A pesar de ser la única occidental nadie me mira, y no me siento intimidada. Éste es uno de los rasgos que más me gusta del pueblo chino, la tranquilidad que irradian sus gentes. Te pierdes por las calles de Pekín y puedes ver multitudes caminando, algunos estresados, otros con más calma, pero sin atisbo de violencia. El lema vive y deja vivir bien podría definir este pueblo, al menos en apariencia. La protección es absoluta, incluso aquí, en este lugar donde no aparece ninguna cámara de seguridad, ni tampoco ningún guardia de barrio. O simplemente no interesa esta gente, o no se les considera peligrosos. Cuando llego a Langfang Ertiao descubro una tienda de antigüedades y algo mejor, una librería con un encanto especial. Dudo si entrar o no, pues me imagino que todos los libros estarán en chino, pero al final, me vence la curiosidad. Sus anaqueles repletos, un ligero desorden, y el polvo de quien lleva en silencio cientos de años me incitan a abrir la puerta. Mi olfato, esta vez, no me engaña. Acabo de adentrarme  en el corazón del auténtico Pekín.

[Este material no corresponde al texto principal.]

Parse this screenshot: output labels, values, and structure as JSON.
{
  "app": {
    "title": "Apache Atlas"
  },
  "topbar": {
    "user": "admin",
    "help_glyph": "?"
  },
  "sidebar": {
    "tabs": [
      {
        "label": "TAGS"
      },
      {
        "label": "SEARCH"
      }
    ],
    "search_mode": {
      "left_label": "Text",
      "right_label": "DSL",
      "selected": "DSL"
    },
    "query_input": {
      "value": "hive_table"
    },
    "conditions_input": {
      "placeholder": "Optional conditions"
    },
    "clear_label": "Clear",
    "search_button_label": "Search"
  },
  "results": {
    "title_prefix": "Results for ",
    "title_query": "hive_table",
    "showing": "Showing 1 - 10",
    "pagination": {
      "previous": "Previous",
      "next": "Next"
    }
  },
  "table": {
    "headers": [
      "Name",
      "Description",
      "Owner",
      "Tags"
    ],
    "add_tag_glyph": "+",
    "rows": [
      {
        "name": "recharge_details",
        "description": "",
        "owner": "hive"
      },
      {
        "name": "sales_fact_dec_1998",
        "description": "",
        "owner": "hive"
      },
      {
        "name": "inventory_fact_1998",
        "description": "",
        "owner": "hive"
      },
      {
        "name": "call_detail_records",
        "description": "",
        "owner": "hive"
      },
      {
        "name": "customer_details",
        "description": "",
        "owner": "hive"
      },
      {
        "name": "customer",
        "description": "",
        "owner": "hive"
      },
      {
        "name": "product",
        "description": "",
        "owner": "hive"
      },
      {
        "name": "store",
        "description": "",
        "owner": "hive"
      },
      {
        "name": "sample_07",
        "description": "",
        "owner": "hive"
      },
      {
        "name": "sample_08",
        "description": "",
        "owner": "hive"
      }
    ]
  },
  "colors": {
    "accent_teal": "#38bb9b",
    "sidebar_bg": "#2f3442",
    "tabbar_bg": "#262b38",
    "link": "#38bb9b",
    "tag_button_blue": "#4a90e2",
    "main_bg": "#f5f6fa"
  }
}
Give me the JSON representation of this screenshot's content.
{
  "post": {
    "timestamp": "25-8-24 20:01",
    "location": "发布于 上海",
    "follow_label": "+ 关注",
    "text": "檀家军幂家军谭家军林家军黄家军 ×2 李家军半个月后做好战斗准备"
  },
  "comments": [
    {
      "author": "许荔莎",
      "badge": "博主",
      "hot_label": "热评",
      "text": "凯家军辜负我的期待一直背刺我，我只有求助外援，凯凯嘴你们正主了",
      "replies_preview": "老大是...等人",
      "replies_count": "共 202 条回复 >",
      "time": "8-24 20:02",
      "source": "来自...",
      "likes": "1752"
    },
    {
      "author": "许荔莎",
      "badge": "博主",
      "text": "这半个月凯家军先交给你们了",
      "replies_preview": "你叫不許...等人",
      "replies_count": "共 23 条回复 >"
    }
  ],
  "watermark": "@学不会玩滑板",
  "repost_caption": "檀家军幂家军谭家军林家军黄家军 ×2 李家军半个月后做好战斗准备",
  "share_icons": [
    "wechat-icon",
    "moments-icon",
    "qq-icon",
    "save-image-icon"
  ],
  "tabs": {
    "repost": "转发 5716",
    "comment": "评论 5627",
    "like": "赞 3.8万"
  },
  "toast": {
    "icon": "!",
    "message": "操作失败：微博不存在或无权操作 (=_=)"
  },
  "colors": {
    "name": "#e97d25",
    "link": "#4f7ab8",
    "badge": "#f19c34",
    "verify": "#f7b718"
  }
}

            Cui Yong es el propietario de la librería. Estudió Economía y su camino brillante como financiero comenzó a tambalearse cuando en el 2007 vio cómo el barrio en el que había nacido, Ganjing Hutong, era derribado sin ningún miramiento. Este hecho hizo que comenzase a interesarse por la historia de Pekín, y que poco a poco, fuese reuniendo información sobre el pasado de su ciudad: libros, mapas, cartas, incluso fotografías y cuadros  conforman una librería con sabor antiguo en la que se pueden encontrar no sólo manuscritos del siglo XVII sino también relojes antiguos y hasta una lápida de piedra. Los eruditos pequineses confían en Cui Yong y él cuida a sus clientes. Me enseña libros escritos por amigos suyos, algunos con un reconocido prestigio y otros, esperando la luz en las estanterías.



 Aunque la comunicación no es fácil, pues él apenas habla inglés, nada de español, y yo, tres palabras en chino, logro enterarme de la historia de su familia. Seis generaciones de pekineses que vivían en este lado de la ciudad, y que en aquel entonces, a principios de siglo, eran propietarios de gran parte de Langfang.  Lo que hoy es librería fue el hogar de sus antepasados. Cui Yong se siente orgulloso y me enseña la foto de sus tatarabuelos, bisabuelos y abuelos. Vestidos con ropa oriental, largas trenzas en las espaldas, y peinados increíbles en las mujeres, la foto parece haber sido sacada de un fotograma de El último emperador de Bertolucci.  Mi nuevo amigo lamenta cómo con el comunismo perdieron todas sus posesiones y tuvieron que trasladarse a otra parte de la ciudad. Por eso, Cui Yong, sólo tiene un objetivo: que la historia del antiguo Pekín no desaparezca, aunque del pasado sólo queden las páginas.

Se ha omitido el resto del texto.